SARS-Cov-2 Readily Mutates and Thrives in the Vaccinated

Source: (https://bit.ly/3HlTVui)
A principle of infectious diseases is "antimicrobial stewardship"
which involves choosing the right antibiotic for the right patient
and never over-prescribing or blanket covering patients who don't
need treatment. Another principle is "narrowing the spectrum"
of a drug once the organism is identified by culture or other
methods.
These fundamental approaches to the use of antibiotics work to
limit the problem of bacterial resistance and the development
of "superbugs." Every year hospitals each produce their antibiogram
or report of their common infections encountered and what
antibiotics either are effective (organism is sensitive)
or ineffective (organism is resistant). In the SARS-CoV-2 pandemic
these principles have been applied to the use of monoclonal
antibodies and the process explains why various EUA products
(e.g., bamlanivimab) were pulled from the market when they
were understood to be no longer effective at neutralizing
SARS-CoV-2.
This entire thought process has been thrown out the window for
COVID-19 vaccines. For 18 months the ancestral strain Wuhan
Institute of Virology Spike protein was the featured antigen for
Pfizer, Moderna, Janssen, AstraZeneca, and Novavax vaccines
Within a few months, there was mounting evidence that SARS-CoV-2
easily mutated to escape the reach of antibodies generated by the
vaccines which would apply to serious invasive illness (IgG and IgM).

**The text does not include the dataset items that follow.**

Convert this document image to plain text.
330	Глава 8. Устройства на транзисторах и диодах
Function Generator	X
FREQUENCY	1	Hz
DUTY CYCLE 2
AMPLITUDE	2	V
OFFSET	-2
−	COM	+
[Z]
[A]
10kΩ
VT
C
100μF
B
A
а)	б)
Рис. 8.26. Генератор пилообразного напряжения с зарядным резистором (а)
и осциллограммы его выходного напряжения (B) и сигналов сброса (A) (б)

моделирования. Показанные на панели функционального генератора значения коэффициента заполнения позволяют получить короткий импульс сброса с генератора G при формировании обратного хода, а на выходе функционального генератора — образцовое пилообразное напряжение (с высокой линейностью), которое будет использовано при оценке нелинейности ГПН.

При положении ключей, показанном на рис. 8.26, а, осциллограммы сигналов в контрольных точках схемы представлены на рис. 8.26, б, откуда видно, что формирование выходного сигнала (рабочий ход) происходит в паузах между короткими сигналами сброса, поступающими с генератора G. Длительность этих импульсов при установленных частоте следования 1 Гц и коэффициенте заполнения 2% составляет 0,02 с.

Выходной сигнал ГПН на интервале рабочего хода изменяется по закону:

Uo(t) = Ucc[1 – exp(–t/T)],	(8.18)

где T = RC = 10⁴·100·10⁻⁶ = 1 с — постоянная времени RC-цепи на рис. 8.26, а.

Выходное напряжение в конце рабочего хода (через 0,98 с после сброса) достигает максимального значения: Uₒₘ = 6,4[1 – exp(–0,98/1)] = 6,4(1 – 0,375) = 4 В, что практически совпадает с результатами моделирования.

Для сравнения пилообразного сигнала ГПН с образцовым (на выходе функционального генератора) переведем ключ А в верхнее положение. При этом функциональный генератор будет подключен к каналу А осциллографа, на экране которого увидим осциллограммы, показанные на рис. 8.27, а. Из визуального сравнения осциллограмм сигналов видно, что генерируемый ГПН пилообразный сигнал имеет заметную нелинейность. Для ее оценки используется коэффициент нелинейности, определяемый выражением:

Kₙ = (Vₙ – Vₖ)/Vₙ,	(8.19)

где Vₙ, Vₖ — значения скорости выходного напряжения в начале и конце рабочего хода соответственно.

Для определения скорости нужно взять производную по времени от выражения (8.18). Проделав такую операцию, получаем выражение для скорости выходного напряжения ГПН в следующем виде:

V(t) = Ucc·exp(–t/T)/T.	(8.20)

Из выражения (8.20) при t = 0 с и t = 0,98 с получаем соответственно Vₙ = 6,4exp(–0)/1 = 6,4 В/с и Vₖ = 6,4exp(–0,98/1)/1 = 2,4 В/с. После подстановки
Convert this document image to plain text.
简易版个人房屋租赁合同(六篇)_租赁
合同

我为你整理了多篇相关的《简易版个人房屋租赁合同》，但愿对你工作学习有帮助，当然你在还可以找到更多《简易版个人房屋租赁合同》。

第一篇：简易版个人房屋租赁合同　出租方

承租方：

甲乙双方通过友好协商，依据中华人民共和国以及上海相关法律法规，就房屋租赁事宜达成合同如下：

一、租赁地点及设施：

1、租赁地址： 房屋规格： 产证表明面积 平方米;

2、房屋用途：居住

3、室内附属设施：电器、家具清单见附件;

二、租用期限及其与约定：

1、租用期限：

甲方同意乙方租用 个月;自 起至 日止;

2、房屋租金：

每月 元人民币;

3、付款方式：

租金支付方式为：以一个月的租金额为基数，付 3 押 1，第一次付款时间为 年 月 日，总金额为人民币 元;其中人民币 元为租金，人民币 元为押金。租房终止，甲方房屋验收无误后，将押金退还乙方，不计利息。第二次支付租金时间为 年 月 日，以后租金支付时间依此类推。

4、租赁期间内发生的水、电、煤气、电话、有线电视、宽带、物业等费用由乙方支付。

Because the COVID-19 vaccines have never been demonstrated
to neutralize SARS-CoV-2 in the nasopharynx, the only theoretical
benefit would be for systemic disease.
It has now become apparent that nature has the upper hand over the
vaccine manufacturers as SARS-CoV-2 has far greater alacrity.
Because replication can allow changes in genetic code that rapidly
allow continued survival, SARS-CoV-2 enjoys a library of ~28k
mutations of which ~4.5K are in the receptor binding domain of the
Spike protein or the tip of the spear.
Wang and colleagues using detailed modeling techniques of the
mutations prevalent in the more intensely vaccinated countries has
shown indeed mass vaccination is backfiring and fueling more viral
resistance to the limited antibody library that could be generated
by the vaccines.
Wang's analysis suggests that future vaccine development against
SARS-CoV-2 is hopeless.  The virus is simply too nimble and can
manipulate the "binding free energy" between the RBD and its human
target the ACE2 receptor. This means the more vaccinations are
delivered the greater the number of mutant stains and the longer the
virus will propagate and extend the pandemic. Thus, a key step
in ending the pandemic will be termination of mass vaccination.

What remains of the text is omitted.